Jason Birch – The Amaraugha: The Genesis of Haṭha and Rājayoga

Key information

Date
Time
7:00 pm to 8:30 pm
Venue
SOAS University of London
Room
Khalili Lecture Theatre (Hybrid)

About this event

SOAS Centre of Yoga Studies is pleased to host a book launch of The Amaraugha and the Amaraughaprabodha of Gorakṣanātha: The Genesis of Hatha and Rajayoga by Jason Birch (University of Oxford).

This book introduces, critically edits, and translates one of the earliest texts of the Haṭhayoga tradition, namely the Amaraugha of Gorakṣanātha. In this talk, Dr Birch will discuss the historical importance of the Amaraugha (12th century), the earliest known work to teach a paradigm that combined Haṭha and Rājayoga. These two yogas represent the basic dichotomy of physical and mental praxis that became a salient feature of medieval yoga traditions and is still something of a touchstone for many practitioners of modern yoga. 

A close reading of certain passages reveals how physical methods of yoga from a tantric Buddhist tradition were adapted for Śaivas and shifted the emphasis from celibacy to moving kuṇḍalinī

The Amaraugha was one of the main sources of the Haṭhapradīpikā, which created a template for Haṭhayoga that was widely accepted after the fifteenth century. By looking through the lens of the Haṭhapradīpikā, it is possible to see how the practice of Haṭhayoga evolved after the Amaraugha, and to appreciate the contribution of this early work to traditions of Haṭhayoga in the early modern period.

The book will be of interest to scholars, students, and practitioners of yoga alike.

Dr Matthew Clark (SOAS Centre of Yoga Studies) will respond and explore the academic significance of this publication.

Author

Jason Birch was awarded his doctorate at the University of Oxford and is a Senior Research Fellow of the Light on Hatha project, hosted at University of Oxford and the University of Marburg. He is co-Director of the Yogacintāmaṇi project at the University of Massachusetts Boston and an Associate Researcher of the Suśruta project at the University of Alberta.

He has published numerous articles in academic journals on the history of Haṭha and Rājayoga, and co-authored a book on plastic surgery in the Nepalese version of the Suśrutasaṃhitā.

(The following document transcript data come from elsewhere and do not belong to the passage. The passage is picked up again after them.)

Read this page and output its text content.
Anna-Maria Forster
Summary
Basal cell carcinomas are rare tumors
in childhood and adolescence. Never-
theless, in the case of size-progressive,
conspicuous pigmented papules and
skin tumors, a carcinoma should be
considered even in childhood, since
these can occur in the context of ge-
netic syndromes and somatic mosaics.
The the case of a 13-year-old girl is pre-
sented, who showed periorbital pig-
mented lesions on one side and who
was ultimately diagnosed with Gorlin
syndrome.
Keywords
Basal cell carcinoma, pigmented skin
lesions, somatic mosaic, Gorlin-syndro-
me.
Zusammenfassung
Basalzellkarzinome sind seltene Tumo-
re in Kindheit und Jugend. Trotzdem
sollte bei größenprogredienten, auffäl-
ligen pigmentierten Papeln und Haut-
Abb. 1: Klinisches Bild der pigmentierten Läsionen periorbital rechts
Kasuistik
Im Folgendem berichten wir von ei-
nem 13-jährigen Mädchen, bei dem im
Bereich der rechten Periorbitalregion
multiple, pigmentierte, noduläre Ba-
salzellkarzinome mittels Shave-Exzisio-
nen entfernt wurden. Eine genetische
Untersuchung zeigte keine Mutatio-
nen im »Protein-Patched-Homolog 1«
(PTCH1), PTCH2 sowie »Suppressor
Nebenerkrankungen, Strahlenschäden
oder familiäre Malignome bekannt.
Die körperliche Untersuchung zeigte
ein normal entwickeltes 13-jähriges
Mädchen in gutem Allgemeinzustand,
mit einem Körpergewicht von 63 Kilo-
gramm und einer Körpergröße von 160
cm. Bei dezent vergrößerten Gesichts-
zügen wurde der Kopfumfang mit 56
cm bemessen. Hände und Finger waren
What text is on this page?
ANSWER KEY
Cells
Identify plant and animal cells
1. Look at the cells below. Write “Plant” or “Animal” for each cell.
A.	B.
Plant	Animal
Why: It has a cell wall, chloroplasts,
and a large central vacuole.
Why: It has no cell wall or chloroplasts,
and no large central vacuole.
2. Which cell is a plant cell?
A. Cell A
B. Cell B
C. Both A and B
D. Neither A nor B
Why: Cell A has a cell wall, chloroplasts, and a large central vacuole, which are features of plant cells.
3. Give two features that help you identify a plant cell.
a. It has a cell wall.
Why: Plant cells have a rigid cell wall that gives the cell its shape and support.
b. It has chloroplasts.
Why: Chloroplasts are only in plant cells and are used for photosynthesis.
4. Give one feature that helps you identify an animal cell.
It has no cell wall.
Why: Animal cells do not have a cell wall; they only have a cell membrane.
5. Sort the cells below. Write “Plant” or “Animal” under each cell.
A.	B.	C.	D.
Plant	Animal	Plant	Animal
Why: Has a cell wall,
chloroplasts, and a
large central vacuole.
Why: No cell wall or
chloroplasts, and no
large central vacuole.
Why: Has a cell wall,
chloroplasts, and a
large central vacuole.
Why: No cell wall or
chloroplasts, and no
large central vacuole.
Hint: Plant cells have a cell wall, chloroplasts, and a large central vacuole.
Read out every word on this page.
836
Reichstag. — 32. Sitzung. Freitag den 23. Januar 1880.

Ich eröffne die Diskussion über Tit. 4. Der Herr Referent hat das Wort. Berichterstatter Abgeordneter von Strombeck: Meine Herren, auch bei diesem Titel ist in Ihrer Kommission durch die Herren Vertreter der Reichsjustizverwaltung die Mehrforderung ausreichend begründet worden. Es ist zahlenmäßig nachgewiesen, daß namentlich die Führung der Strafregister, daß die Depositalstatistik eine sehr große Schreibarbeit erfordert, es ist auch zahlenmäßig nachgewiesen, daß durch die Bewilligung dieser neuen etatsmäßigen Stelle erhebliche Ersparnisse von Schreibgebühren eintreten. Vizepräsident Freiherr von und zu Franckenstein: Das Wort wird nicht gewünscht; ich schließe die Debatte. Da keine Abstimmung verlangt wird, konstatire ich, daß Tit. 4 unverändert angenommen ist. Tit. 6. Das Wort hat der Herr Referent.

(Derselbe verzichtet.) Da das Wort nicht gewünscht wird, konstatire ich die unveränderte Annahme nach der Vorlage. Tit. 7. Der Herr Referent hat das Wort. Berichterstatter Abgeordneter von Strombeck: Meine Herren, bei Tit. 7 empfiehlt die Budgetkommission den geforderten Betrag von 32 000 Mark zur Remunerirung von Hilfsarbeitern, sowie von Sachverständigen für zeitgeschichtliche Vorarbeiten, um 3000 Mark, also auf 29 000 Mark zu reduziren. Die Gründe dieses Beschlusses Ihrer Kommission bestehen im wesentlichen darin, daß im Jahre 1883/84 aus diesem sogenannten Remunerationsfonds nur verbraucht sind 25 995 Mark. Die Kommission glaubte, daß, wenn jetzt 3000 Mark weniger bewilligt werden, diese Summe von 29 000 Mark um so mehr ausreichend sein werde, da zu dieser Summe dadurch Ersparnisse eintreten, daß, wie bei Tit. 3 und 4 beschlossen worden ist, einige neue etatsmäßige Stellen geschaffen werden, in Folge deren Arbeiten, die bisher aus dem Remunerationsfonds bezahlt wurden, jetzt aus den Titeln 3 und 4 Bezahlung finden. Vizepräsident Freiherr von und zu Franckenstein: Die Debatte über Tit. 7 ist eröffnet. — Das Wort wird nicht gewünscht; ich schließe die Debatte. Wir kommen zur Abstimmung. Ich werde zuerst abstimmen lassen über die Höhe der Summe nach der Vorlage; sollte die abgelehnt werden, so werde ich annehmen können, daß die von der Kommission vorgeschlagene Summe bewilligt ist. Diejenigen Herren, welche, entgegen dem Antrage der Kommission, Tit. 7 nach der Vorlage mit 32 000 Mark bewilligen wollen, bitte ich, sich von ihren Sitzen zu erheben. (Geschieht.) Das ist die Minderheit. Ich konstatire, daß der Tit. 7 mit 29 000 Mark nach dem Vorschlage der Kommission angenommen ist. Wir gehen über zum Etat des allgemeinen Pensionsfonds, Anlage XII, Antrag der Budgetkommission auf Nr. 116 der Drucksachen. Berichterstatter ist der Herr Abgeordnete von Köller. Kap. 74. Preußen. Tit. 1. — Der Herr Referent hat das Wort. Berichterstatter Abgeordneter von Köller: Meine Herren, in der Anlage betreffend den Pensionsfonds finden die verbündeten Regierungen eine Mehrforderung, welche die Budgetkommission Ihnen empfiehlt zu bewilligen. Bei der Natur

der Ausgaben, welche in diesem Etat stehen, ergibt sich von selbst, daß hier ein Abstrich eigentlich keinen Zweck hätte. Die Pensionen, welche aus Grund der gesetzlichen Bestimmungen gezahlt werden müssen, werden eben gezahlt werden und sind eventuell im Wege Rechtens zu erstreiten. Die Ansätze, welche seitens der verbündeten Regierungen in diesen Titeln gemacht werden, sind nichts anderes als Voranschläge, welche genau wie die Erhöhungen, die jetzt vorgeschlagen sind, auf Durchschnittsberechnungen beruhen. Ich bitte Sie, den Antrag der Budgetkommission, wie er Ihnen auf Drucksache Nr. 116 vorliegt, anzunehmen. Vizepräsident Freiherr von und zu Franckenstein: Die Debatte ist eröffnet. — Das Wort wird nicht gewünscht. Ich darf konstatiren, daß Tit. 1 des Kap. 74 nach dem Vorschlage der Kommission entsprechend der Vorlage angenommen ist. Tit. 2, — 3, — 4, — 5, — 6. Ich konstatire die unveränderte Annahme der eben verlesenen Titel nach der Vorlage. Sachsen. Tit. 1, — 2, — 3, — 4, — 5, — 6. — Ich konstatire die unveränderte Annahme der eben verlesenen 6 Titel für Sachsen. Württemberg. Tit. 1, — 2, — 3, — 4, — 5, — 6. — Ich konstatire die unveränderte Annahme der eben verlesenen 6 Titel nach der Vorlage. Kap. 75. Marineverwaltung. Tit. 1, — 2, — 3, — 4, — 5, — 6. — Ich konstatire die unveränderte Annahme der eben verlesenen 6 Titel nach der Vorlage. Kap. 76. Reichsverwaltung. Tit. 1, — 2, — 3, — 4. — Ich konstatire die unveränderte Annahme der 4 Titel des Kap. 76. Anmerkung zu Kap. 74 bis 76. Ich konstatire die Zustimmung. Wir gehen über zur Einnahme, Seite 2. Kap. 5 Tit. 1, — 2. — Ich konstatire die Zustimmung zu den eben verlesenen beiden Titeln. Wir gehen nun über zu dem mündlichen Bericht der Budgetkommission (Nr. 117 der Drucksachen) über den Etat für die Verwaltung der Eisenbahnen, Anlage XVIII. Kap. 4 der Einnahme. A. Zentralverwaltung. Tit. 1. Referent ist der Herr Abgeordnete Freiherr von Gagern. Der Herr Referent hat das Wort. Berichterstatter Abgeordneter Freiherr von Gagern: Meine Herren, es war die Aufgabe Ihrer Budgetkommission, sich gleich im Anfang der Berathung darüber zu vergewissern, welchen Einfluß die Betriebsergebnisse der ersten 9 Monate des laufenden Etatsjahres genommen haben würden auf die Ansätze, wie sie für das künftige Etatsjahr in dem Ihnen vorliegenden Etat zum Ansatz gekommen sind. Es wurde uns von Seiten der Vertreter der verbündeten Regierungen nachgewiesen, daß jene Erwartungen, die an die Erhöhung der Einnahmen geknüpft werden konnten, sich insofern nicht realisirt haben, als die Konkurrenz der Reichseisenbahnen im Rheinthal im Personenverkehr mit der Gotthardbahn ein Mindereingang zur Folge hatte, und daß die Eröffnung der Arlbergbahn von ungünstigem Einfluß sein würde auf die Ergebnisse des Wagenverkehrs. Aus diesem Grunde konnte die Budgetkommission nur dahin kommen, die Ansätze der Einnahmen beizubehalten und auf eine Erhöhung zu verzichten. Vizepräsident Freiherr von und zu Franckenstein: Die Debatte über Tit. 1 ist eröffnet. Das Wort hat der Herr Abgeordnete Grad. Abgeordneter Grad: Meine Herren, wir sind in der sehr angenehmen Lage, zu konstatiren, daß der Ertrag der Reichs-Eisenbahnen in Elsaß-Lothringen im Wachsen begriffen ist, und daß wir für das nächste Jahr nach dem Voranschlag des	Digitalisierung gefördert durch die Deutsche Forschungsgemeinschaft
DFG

From 2015 to 2020, he was a Post-doctoral Research Fellow of the ERC-funded Haṭha Yoga Project at SOAS University of London. He is a founding member of the SOAS Centre of Yoga Studies and the peer-reviewed Journal of Yoga Studies.

Respondent

Since 2004, Dr. Matthew Clark has been a Research Associate at the School of Oriental and African Studies (SOAS, University of London), where he taught courses on Hinduism between 1999 and 2004. He has spent many years in India, which he first visited in 1977, visiting nearly all important (several hundred) pilgrimage sites and trekking around 2,000 miles in the Himalayas. He first engaged with yoga in the mid-1970s and began regularly practising Ashtanga Yoga in 1990. Since 2006, Matthew has been lecturing worldwide on yoga, philosophy and psychedelics. He is currently the managing editor of the Journal of Yoga Studies and is one of the administrators of the SOAS Centre of Yoga Studies.